Caster Semenya is headed back to school. The last bit of news I heard about her was that the pending result of her sex test continues to dominate the track world’s headlines. But in an astonishing display of change the South African Government is ready to use its political influence to support their maligned daughter if the findings from the International Association of Athletics Foundation, the IAAF, go against her. To counter the attack against Ms. Semenya, Leonard Chuene, president of Athletics South Africa, is ready to respond with a two pronged response using sports and politics. Mr. Chuene went on record saying that Ms. Semenya comes from a family of meager means and her status as something other than female is being taken for granted because she does not have the resources to defend herself. Mr. Chuene says that Ms. Semenya has become a ward of the South Africa and her case has been given full consideration by the government, suggesting that she has the political and financial backing for a fight
People have learned a little something from the way the IAAF ran rough shod over Santhi Soundarajan. Ms. Soundarajan was an Indian runner who was stripped of her silver medal she won at the 2006 Asian Games after she failed a gender verification test. It was Ms. Soundarajan’s opinion that since she had come from a small village and had no one to help her in her fight against the IAAF. Ms. Soundarajan was diagnosed with Androgen Insensitivity Syndrome (AIS) diagnosed and was unqualified to compete with woman’s running ever since, her career ruined. Mr. Chuene is determined that Ms. Semenya doesn’t end up suffering the same fate.
What I find most amazing about this turn of events is the fact that this support comes from the South African government. This is the same government that just two decades ago was neck deep in government sanctioned apartheid, state sanctioned racial discrimination against blacks. It took the country less than twenty years to change its mode of operation of treating black people as something to be unworthy of equal status and to morph that into a country that would actually support a black woman accused of being something other than a woman. South Africa isn’t passively waiting for some jury elsewhere to give their verdict indicating whether or not Ms. Semenya is one hundred percent female before it decides to give their support. South Africa stands ready now to defend Ms. Semenya with everything it’s got.
In contrast, many people in the black community are waiting for some confirmation of gender from the IAAF’s doctors and other specialists that Ms. Semenya is indeed what she claims to be before they would embrace this sister. In a lot of people’s eyes, she’s too manly or too muscle bound to be worth supporting. It’s only after somebody like the various doctors of the IAAF give their seal of approval will these people then change their position and support people “like this”, meaning those who may possess an abnormality such as AIS.
But while doing a little research on this topic, one thing that became apparent was the fact that Ms. Semenya and Ms. Soundarajan were both from locales where poverty is the norm. In fact, according to her coach, Ms. Soundarajan was brought up in a rural India environment so impoverished that she only started eating proper meals in 2004, at the age of twenty three. After years of her body adapting to doing without adequate food, a healthy meal probably gave her more energy than she ever needed, giving her much more stamina than her body ever thought possible. Indeed, it may have been the lack of adequate nutrition during her crucial growth years that led to Ms. Soundarajan’s body having underdeveloped sex organs. And now people think that the years of dealing with hunger and possibly starvation gives people like her and Ms. Semenya an unfair advantage.
This is just a theory. There is no scientific evidence to support this argument. I wouldn’t really know how to prove anything scientifically to save my life. But by the same token, it has yet to be proven that Ms. Semenya has AIS or any other gender abnormality and yet people feel entitled to disqualify her and hold her up to suspicion with little facts other than her appearance and the sound of her voice. To compound that unresolved question, it has yet to be adequately proven that a condition of AIS gives anyone some unfair performance advantage. This is why the South African government wants to come to her aid to make sure that any condemnation of Ms. Semenya is truly proven beyond any shadow of doubt. Hunches and suspicions and arbitrary gender testing does not qualify.

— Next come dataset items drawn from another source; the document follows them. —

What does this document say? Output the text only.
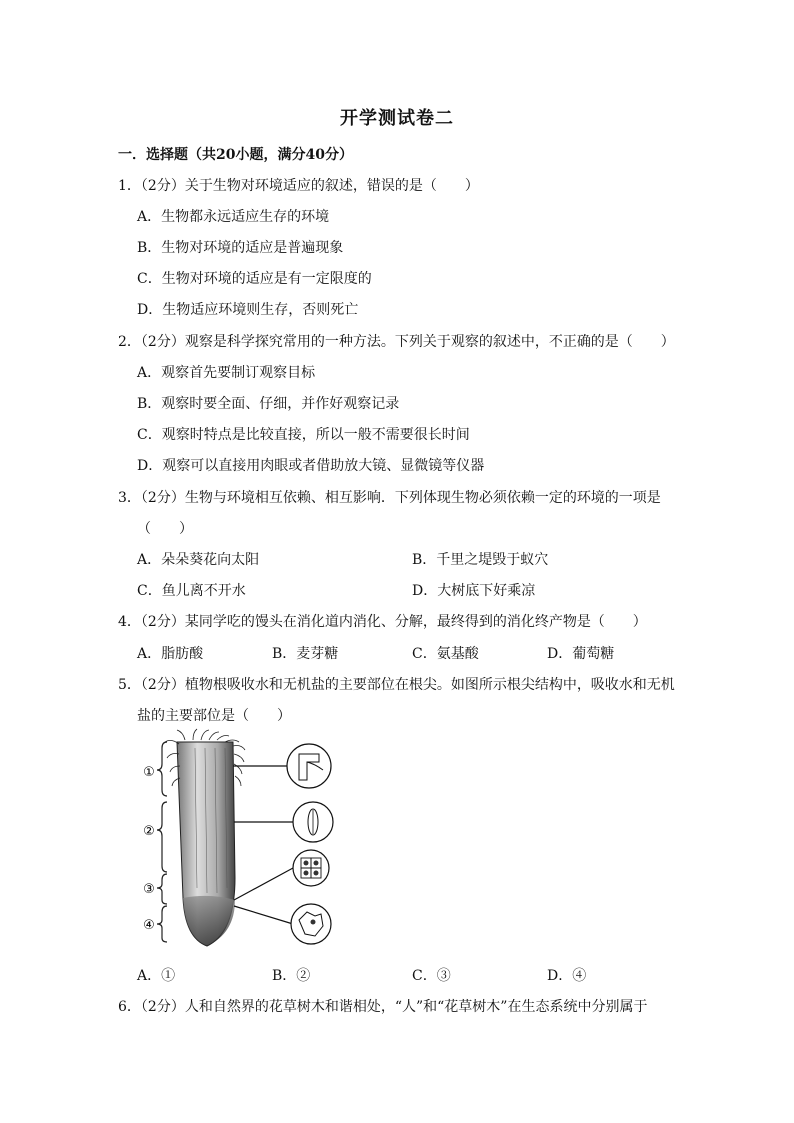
开学测试卷二
一．选择题（共20小题，满分40分）
1．（2分）关于生物对环境适应的叙述，错误的是（　　）
A．生物都永远适应生存的环境
B．生物对环境的适应是普遍现象
C．生物对环境的适应是有一定限度的
D．生物适应环境则生存，否则死亡
2．（2分）观察是科学探究常用的一种方法。下列关于观察的叙述中，不正确的是（　　）
A．观察首先要制订观察目标
B．观察时要全面、仔细，并作好观察记录
C．观察时特点是比较直接，所以一般不需要很长时间
D．观察可以直接用肉眼或者借助放大镜、显微镜等仪器
3．（2分）生物与环境相互依赖、相互影响．下列体现生物必须依赖一定的环境的一项是
（　　）
A．朵朵葵花向太阳	B．千里之堤毁于蚁穴
C．鱼儿离不开水	D．大树底下好乘凉
4．（2分）某同学吃的馒头在消化道内消化、分解，最终得到的消化终产物是（　　）
A．脂肪酸	B．麦芽糖	C．氨基酸	D．葡萄糖
5．（2分）植物根吸收水和无机盐的主要部位在根尖。如图所示根尖结构中，吸收水和无机
盐的主要部位是（　　）
①
②
③
④
A．①	B．②	C．③	D．④
6．（2分）人和自然界的花草树木和谐相处，“人”和“花草树木”在生态系统中分别属于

The country that is best known for its shameful treatment of black people is coming to the aid and supporting this product of the black community. This is the same country with a history that back in the day would never allow a black person to run on any track with a white person. They understand the stakes. A contest between the IAAF and Ms. Semenya is no contest at all. The IAAF has a history of using the suspicion of AIS as a reason to destroy reputations of people who have no means to question anything about the results.

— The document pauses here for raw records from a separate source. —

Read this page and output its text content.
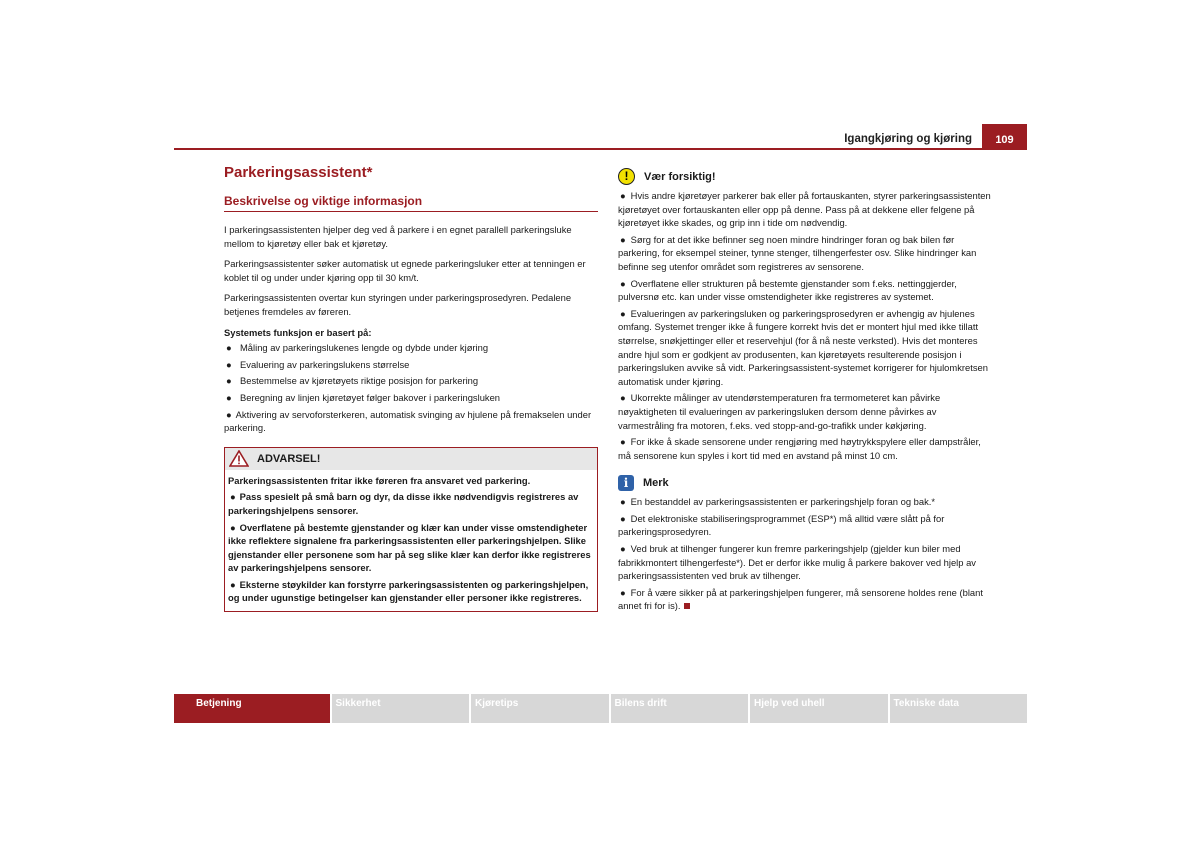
Igangkjøring og kjøring	109
Parkeringsassistent*
Beskrivelse og viktige informasjon

I parkeringsassistenten hjelper deg ved å parkere i en egnet parallell parkeringsluke mellom to kjøretøy eller bak et kjøretøy.

Parkeringsassistenter søker automatisk ut egnede parkeringsluker etter at tenningen er koblet til og under under kjøring opp til 30 km/t.

Parkeringsassistenten overtar kun styringen under parkeringsprosedyren. Pedalene betjenes fremdeles av føreren.

Systemets funksjon er basert på:

● Måling av parkeringslukenes lengde og dybde under kjøring
● Evaluering av parkeringslukens størrelse
● Bestemmelse av kjøretøyets riktige posisjon for parkering
● Beregning av linjen kjøretøyet følger bakover i parkeringsluken
● Aktivering av servoforsterkeren, automatisk svinging av hjulene på fremakselen under parkering.
ADVARSEL!

Parkeringsassistenten fritar ikke føreren fra ansvaret ved parkering.

● Pass spesielt på små barn og dyr, da disse ikke nødvendigvis registreres av parkeringshjelpens sensorer.

● Overflatene på bestemte gjenstander og klær kan under visse omstendigheter ikke reflektere signalene fra parkeringsassistenten eller parkeringshjelpen. Slike gjenstander eller personene som har på seg slike klær kan derfor ikke registreres av parkeringshjelpens sensorer.

● Eksterne støykilder kan forstyrre parkeringsassistenten og parkeringshjelpen, og under ugunstige betingelser kan gjenstander eller personer ikke registreres.

!	Vær forsiktig!

● Hvis andre kjøretøyer parkerer bak eller på fortauskanten, styrer parkeringsassistenten kjøretøyet over fortauskanten eller opp på denne. Pass på at dekkene eller felgene på kjøretøyet ikke skades, og grip inn i tide om nødvendig.

● Sørg for at det ikke befinner seg noen mindre hindringer foran og bak bilen før parkering, for eksempel steiner, tynne stenger, tilhengerfester osv. Slike hindringer kan befinne seg utenfor området som registreres av sensorene.

● Overflatene eller strukturen på bestemte gjenstander som f.eks. nettinggjerder, pulversnø etc. kan under visse omstendigheter ikke registreres av systemet.

● Evalueringen av parkeringsluken og parkeringsprosedyren er avhengig av hjulenes omfang. Systemet trenger ikke å fungere korrekt hvis det er montert hjul med ikke tillatt størrelse, snøkjettinger eller et reservehjul (for å nå neste verksted). Hvis det monteres andre hjul som er godkjent av produsenten, kan kjøretøyets resulterende posisjon i parkeringsluken avvike så vidt. Parkeringsassistent-systemet korrigerer for hjulomkretsen automatisk under kjøring.

● Ukorrekte målinger av utendørstemperaturen fra termometeret kan påvirke nøyaktigheten til evalueringen av parkeringsluken dersom denne påvirkes av varmestråling fra motoren, f.eks. ved stopp-and-go-trafikk under køkjøring.

● For ikke å skade sensorene under rengjøring med høytrykkspylere eller dampstråler, må sensorene kun spyles i kort tid med en avstand på minst 10 cm.

i	Merk

● En bestanddel av parkeringsassistenten er parkeringshjelp foran og bak.*

● Det elektroniske stabiliseringsprogrammet (ESP*) må alltid være slått på for parkeringsprosedyren.

● Ved bruk at tilhenger fungerer kun fremre parkeringshjelp (gjelder kun biler med fabrikkmontert tilhengerfeste*). Det er derfor ikke mulig å parkere bakover ved hjelp av parkeringsassistenten ved bruk av tilhenger.

● For å være sikker på at parkeringshjelpen fungerer, må sensorene holdes rene (blant annet fri for is).

Betjening	Sikkerhet	Kjøretips	Bilens drift	Hjelp ved uhell	Tekniske data
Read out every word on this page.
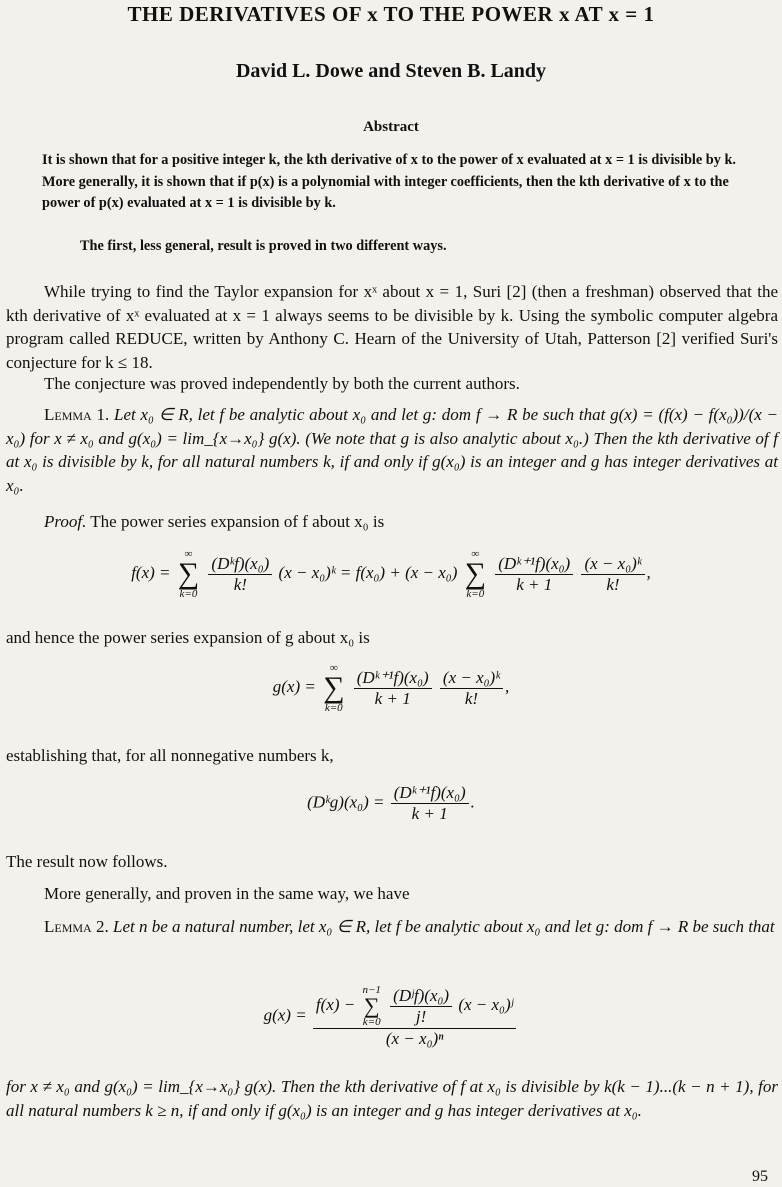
THE DERIVATIVES OF x TO THE POWER x AT x = 1
David L. Dowe and Steven B. Landy
Abstract
It is shown that for a positive integer k, the kth derivative of x to the power of x evaluated at x = 1 is divisible by k. More generally, it is shown that if p(x) is a polynomial with integer coefficients, then the kth derivative of x to the power of p(x) evaluated at x = 1 is divisible by k.
The first, less general, result is proved in two different ways.
While trying to find the Taylor expansion for xˣ about x = 1, Suri [2] (then a freshman) observed that the kth derivative of xˣ evaluated at x = 1 always seems to be divisible by k. Using the symbolic computer algebra program called REDUCE, written by Anthony C. Hearn of the University of Utah, Patterson [2] verified Suri's conjecture for k ≤ 18.
The conjecture was proved independently by both the current authors.
Lemma 1. Let x₀ ∈ R, let f be analytic about x₀ and let g: dom f → R be such that g(x) = (f(x) − f(x₀))/(x − x₀) for x ≠ x₀ and g(x₀) = lim_{x→x₀} g(x). (We note that g is also analytic about x₀.) Then the kth derivative of f at x₀ is divisible by k, for all natural numbers k, if and only if g(x₀) is an integer and g has integer derivatives at x₀.
Proof. The power series expansion of f about x₀ is
f(x) =
∞
∑
k=0
$\frac{\text{(Dᵏf)(x₀)}}{k!} (x$ − x₀)ᵏ = f(x₀) + (x − x₀)
∞
∑
k=0
$\frac{\text{(Dᵏ⁺¹f)(x₀)}}{k + 1}$
$\frac{\text{(x − x₀)ᵏ}}{k!}$ ,
and hence the power series expansion of g about x₀ is
g(x) =
∞
∑
k=0
$\frac{\text{(Dᵏ⁺¹f)(x₀)}}{k + 1}$
$\frac{\text{(x − x₀)ᵏ}}{k!}$ ,
establishing that, for all nonnegative numbers k,
(Dᵏg)(x₀) = $\frac{\text{(Dᵏ⁺¹f)(x₀)}}{k + 1}$ .
The result now follows.
More generally, and proven in the same way, we have
Lemma 2. Let n be a natural number, let x₀ ∈ R, let f be analytic about x₀ and let g: dom f → R be such that
g(x) =
f(x) −
n−1
∑
k=0
$\frac{\text{(Dʲf)(x₀)}}{j!} (x$ − x₀)ʲ
(x − x₀)ⁿ
for x ≠ x₀ and g(x₀) = lim_{x→x₀} g(x). Then the kth derivative of f at x₀ is divisible by k(k − 1)...(k − n + 1), for all natural numbers k ≥ n, if and only if g(x₀) is an integer and g has integer derivatives at x₀.
95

This young lady needed someone to believe in her if she is going to come through this with her dignity and her reputation intact. I give my complements to the South African people for their willingness as a collective to step to the plate and combat this prejudice against their daughter. It is simply too bad that more people don’t have the courage to stand by her and to support her and to believe that she has earned every right to be on the field running in competition with other women.